Turned out this conversation was not for me. Thankfully, I had to leave this discussion early and move onto greener pastures- and ah, and how delightful it was. The Full Frontal with Samantha Bee crew, where me and my fellow liberal feminists gathered to hail our supreme leader, Sam Bee. The room was huge and packed. Obviously, it was mostly women, but a few men sympathetic to our cause were there as well. A goddamn standing ovation as Samantha Bee, head writer Melinda Taub, and correspondents Ashley Nicole Black, Allana Harkin Amy Hoggart, and Mike Rubens walked onstage.

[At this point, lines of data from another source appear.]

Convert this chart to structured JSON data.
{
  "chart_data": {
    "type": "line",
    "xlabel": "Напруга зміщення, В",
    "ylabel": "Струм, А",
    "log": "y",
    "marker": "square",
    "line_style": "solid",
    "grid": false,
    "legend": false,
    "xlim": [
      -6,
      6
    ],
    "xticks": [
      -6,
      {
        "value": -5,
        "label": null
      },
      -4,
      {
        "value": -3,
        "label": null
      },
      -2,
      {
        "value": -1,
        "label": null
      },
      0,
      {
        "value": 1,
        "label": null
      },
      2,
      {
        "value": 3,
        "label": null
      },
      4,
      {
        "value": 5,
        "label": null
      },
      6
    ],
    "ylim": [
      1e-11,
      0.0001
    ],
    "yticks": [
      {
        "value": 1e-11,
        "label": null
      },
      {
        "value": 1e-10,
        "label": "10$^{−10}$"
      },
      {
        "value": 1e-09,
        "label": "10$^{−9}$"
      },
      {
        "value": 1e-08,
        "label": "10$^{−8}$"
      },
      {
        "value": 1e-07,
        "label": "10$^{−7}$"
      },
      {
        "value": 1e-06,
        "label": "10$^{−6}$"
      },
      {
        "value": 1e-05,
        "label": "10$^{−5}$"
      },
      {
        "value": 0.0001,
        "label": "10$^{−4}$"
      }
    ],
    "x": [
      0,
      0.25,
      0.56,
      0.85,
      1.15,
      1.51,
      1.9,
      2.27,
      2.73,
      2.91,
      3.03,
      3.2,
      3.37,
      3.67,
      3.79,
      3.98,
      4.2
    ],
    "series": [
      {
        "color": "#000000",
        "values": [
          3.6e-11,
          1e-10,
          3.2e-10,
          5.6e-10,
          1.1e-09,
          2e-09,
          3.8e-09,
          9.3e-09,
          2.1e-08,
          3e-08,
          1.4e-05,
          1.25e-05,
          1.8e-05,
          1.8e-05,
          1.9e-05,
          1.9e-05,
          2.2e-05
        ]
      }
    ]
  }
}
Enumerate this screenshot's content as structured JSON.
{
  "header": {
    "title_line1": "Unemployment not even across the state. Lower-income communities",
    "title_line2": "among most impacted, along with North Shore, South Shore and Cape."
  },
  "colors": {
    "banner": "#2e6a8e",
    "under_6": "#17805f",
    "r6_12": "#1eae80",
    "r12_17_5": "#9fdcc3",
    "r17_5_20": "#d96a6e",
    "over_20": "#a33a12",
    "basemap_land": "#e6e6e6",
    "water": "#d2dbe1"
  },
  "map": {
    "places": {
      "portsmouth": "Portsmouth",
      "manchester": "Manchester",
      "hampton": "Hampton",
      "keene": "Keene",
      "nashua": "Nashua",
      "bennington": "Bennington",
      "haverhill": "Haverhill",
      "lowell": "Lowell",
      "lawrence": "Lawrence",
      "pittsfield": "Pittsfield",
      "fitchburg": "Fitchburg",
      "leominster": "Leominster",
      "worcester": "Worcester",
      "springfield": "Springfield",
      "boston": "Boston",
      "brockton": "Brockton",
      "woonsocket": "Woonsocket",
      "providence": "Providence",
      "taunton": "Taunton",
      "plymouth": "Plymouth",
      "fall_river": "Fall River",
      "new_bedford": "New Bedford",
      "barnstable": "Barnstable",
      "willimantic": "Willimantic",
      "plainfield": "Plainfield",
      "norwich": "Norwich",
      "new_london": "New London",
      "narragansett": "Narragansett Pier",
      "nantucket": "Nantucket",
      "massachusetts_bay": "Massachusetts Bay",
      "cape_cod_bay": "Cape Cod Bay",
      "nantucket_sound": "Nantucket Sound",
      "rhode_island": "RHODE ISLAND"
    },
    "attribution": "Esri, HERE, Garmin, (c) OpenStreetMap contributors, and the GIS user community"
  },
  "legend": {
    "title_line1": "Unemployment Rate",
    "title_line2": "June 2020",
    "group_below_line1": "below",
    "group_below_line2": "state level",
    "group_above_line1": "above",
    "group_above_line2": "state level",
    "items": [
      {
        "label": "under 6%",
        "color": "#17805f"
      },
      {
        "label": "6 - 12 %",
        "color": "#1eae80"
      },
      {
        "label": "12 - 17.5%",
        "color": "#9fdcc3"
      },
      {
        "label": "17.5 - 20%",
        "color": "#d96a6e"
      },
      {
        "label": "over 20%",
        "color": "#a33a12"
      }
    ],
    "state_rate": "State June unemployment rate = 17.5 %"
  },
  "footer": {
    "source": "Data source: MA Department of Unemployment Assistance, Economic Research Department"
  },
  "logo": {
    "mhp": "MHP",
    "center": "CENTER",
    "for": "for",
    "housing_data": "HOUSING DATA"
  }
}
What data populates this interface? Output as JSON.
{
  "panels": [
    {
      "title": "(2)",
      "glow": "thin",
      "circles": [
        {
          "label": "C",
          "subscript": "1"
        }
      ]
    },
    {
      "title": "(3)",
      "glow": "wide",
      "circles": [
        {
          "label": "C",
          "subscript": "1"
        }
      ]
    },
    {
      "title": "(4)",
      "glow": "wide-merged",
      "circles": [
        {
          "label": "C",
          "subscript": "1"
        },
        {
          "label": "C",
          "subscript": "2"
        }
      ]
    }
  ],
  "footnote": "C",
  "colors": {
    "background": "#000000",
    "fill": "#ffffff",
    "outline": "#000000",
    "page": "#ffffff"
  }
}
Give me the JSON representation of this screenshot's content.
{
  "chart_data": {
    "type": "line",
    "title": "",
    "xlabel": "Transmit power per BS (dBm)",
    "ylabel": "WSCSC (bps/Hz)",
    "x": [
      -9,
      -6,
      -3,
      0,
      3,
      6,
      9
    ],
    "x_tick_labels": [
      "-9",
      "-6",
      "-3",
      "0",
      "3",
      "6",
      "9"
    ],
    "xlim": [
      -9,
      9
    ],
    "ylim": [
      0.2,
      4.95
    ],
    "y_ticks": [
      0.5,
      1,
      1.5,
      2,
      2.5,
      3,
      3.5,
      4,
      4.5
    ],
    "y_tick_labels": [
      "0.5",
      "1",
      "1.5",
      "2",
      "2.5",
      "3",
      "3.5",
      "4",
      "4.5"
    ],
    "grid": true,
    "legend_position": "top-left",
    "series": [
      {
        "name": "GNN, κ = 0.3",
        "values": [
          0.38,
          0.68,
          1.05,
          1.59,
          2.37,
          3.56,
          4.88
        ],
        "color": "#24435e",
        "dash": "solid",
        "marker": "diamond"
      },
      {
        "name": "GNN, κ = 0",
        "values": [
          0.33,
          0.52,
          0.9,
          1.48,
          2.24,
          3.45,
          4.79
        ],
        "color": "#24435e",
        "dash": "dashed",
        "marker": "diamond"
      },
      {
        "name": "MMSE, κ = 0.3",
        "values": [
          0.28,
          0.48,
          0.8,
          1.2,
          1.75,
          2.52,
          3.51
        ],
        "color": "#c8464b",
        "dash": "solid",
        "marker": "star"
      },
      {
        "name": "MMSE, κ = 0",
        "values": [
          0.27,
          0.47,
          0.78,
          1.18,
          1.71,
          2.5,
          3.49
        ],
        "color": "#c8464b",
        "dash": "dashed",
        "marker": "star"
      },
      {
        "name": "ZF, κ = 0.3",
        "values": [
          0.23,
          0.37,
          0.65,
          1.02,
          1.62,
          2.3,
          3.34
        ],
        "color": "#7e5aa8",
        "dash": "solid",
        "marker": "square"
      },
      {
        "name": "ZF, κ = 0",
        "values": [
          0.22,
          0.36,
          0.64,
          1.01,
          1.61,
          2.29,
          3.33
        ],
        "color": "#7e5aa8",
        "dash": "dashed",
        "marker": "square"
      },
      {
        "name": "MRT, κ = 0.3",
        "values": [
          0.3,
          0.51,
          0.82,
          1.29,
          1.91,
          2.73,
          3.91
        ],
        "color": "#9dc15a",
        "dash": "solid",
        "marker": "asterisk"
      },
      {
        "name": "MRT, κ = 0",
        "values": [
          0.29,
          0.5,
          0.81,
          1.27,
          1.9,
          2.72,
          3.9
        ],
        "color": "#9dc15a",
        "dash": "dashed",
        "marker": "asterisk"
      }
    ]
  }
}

The hour began with Sam showing a clip of Eric Schneiderman, and they talked about how they got trolled when the story dropped about Schneiderman abusing women because they had done a piece on him months ago basically comparing him to a super hero because of the good work he was doing. Ashley Nicole Black pointed out that his name sounds exactly like Spiderman! I think it was Ashley who pointed out that when a man does something wrong, people always look for a woman to blame, so trolls went after the show for their piece on Schneiderman.
“We learned that he had tweeted at the show that day. Eric Schneiderman had with the animations of himself. He was like, ‘Remember when I was on Full Frontal.’ He literally clung to us like we were his feminist life raft. Like, ‘Remember when the feminists thought I was cool. I’m still cool. I still got it.’ Obviously, he knew that that story was going to be breaking about him. And that unleashed troll hell on our show. We’re always trolled. That’s just like a fact. But sometimes it escalates in a way that feels really different. It’s in the air. Everything’s different. Everything changes. You reach a new kind of high, and that is what we experienced from that because he did that. I mean he’s a f-ing asshole.”
Moderator Rebecca Traister asked pretty typical questions: does using comedy to deal with the horror that is our current president act as a catharsis? Do you feel added pressure because you report on issues that mainstream news doesn’t even take a stab at?
At one point, Traister asked her if there is more pressure now that Trump is in the White House, since we all assumed the election would’ve gone the other way? And with the #metoo movement, is there more pressure to have a show that has a feminist lens to cover these sorts of issues that mainstream news isn’t focusing on? The panel pushed back on that somewhat, saying that they were always going to be a feminist show, even before Trump, even before #metoo and they had always planned to take their mission this seriously.
They talked about Paul Ryan (not a true statesman but a man who made a mess and is hightailing it out of dodge), next week’s show about Yemen, and trying to talk about things that aren’t being covered elsewhere in the news. And they covered their own office dynamic- yes men do work there, yes anger fuels much of their material, and much like your place of work- the snack array is pretty dismal. Diversification of their staff is always on their minds, and getting new perspectives is always part of the mission.
The discussion was funny but poignant, showing just how necessary Full Frontal is for so many people, and the team walked out with yet another rousing standing ovation.